The Vipers were rather careless in their own end in the opening period, turning the puck over at their own blue line four times. However, Kirby Halcrow made the saves his team needed and the Vipers escaped with a 1-0 lead.
Jedd Soleway scored that goal, putting a wrist shot through Dwayne Rodrigue’s pads at 13:48. The goal followed a good forecheck by Soleway, Mike Roberts and Brendan Persley. Roberts drew an assist, the first BCHL point for the 16-year-old AP, a Vernon native.
However, the Warriors exploded for four goals in the second period as the Vipers stood and watched in their own end for about half the period. Three of those goals came in a 71 second span.

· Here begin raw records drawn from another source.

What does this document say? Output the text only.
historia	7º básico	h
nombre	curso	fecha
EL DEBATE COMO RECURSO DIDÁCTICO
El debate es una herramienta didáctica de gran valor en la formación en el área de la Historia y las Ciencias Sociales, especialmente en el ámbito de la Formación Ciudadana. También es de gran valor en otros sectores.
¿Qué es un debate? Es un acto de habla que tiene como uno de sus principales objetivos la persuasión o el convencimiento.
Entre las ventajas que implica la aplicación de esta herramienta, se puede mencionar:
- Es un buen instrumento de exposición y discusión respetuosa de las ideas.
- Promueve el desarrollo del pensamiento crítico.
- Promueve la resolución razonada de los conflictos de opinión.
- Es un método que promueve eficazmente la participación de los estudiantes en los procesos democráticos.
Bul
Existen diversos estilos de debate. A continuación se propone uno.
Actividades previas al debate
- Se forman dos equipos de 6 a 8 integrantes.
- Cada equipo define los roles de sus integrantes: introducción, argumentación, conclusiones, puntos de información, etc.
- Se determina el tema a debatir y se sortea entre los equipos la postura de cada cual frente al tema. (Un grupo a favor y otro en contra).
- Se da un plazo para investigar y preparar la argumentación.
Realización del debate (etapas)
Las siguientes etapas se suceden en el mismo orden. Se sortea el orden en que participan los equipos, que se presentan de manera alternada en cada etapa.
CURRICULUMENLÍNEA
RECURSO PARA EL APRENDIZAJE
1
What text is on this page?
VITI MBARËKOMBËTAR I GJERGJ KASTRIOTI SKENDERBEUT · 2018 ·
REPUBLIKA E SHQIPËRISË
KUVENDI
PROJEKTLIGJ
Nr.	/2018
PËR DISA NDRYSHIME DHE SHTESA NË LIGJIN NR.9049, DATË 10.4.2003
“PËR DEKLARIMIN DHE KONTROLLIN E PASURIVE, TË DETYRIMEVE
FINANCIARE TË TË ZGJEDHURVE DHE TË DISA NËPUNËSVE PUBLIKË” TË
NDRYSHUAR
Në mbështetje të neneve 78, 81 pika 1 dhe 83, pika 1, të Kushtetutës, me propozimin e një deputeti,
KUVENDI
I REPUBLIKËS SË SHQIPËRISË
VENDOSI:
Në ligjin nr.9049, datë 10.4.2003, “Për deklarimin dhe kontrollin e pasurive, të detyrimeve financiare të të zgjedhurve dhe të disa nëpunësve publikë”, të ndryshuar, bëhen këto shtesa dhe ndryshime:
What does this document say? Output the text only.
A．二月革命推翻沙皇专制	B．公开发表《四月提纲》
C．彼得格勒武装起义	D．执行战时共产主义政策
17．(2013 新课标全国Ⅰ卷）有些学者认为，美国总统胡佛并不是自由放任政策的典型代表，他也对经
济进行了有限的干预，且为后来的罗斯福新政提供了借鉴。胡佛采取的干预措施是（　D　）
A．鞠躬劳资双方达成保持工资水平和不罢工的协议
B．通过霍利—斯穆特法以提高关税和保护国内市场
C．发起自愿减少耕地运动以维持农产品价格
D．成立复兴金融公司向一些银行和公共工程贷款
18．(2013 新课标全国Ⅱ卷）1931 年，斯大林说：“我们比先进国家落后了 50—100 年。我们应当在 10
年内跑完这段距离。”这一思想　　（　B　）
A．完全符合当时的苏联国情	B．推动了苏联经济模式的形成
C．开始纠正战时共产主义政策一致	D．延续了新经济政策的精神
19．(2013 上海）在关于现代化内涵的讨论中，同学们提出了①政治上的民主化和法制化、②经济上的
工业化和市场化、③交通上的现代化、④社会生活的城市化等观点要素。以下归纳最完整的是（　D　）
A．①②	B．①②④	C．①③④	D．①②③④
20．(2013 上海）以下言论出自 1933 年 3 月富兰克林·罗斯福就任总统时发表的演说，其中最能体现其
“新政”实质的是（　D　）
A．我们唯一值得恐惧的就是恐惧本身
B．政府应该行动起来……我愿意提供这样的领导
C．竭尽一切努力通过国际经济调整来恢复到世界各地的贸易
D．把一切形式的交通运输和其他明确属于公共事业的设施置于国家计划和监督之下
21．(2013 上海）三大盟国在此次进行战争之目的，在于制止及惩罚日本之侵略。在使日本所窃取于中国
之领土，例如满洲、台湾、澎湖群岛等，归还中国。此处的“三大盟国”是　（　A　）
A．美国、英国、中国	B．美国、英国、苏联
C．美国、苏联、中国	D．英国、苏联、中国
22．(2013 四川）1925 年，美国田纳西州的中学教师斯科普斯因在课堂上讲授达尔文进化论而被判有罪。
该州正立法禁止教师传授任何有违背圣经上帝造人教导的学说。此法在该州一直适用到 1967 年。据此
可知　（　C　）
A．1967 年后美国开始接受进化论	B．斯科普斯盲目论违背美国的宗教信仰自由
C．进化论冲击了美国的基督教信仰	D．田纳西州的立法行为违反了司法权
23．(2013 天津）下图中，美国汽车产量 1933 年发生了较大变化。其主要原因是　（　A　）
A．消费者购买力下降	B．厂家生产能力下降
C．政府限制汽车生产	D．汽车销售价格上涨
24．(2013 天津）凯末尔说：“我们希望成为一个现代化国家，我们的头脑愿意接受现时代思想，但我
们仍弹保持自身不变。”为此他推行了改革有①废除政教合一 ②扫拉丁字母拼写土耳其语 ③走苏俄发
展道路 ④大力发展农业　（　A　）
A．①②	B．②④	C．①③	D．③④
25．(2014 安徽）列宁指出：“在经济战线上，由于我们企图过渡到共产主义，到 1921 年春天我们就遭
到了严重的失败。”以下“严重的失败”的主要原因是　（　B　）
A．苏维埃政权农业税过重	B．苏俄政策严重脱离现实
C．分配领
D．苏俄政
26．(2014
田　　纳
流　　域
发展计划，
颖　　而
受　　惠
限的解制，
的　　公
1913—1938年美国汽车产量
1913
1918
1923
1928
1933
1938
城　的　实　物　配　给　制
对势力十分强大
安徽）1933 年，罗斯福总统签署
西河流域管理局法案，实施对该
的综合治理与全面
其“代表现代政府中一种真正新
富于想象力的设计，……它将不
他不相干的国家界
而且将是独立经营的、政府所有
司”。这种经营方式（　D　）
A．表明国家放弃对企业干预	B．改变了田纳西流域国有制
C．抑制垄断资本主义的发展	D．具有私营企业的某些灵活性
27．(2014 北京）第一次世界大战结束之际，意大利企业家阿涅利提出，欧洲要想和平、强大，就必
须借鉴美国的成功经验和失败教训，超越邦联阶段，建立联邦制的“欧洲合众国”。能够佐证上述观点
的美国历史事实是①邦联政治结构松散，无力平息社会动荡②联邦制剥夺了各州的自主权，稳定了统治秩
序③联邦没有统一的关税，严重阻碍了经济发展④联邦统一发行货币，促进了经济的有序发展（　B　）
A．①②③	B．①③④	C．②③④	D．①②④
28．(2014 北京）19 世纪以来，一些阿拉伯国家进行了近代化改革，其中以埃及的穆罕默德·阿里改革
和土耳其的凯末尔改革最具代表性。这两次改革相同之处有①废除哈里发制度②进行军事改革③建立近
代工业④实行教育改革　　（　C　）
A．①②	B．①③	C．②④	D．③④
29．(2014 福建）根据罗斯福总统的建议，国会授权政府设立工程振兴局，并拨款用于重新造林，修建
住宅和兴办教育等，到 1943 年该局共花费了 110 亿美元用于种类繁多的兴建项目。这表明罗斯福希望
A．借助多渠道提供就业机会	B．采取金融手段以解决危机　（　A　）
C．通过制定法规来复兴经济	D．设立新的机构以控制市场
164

Shawn Hochhausen opened the floodgates with a power play rocket from the high slot at 5:19. Just 12 seconds later, a loose puck after a faceoff in the Viper zone came to Devon Hascarl, who beat Halcrow.
Another faceoff win by the Warriors and more indifferent Viper defending allowed Connor Dempsey to beat Halcrow from the edge of the crease at 6:30. Dempsey scored again at 11:44, squeezing the puck through Halcrow’s pads from an apparently impossible angle.
Danny Todosychuk replaced Halcrow at that point and the Vipers played better defensive hockey for the rest of the game, allowing only 11 more shots. However, they were unable to create much in the Warrior zone, so Westside went to the dressing room with a well-deserved three goal lead.
The teams traded goals in the third period. Adam Tambellini scored a power play marker at 16:57, when he came off the point to wire a wrist shot past Rodrigue. Reid Simmonds slid in an empty netter at 19:21 as the Warriors beat the Vipers for the first time in four tries this season.
In the final analysis, the Vipers had roughly the same number of scoring chances as the Warriors and had one more shot on goal (33-32), but the one-minute lapse midway through the second period cost them the game.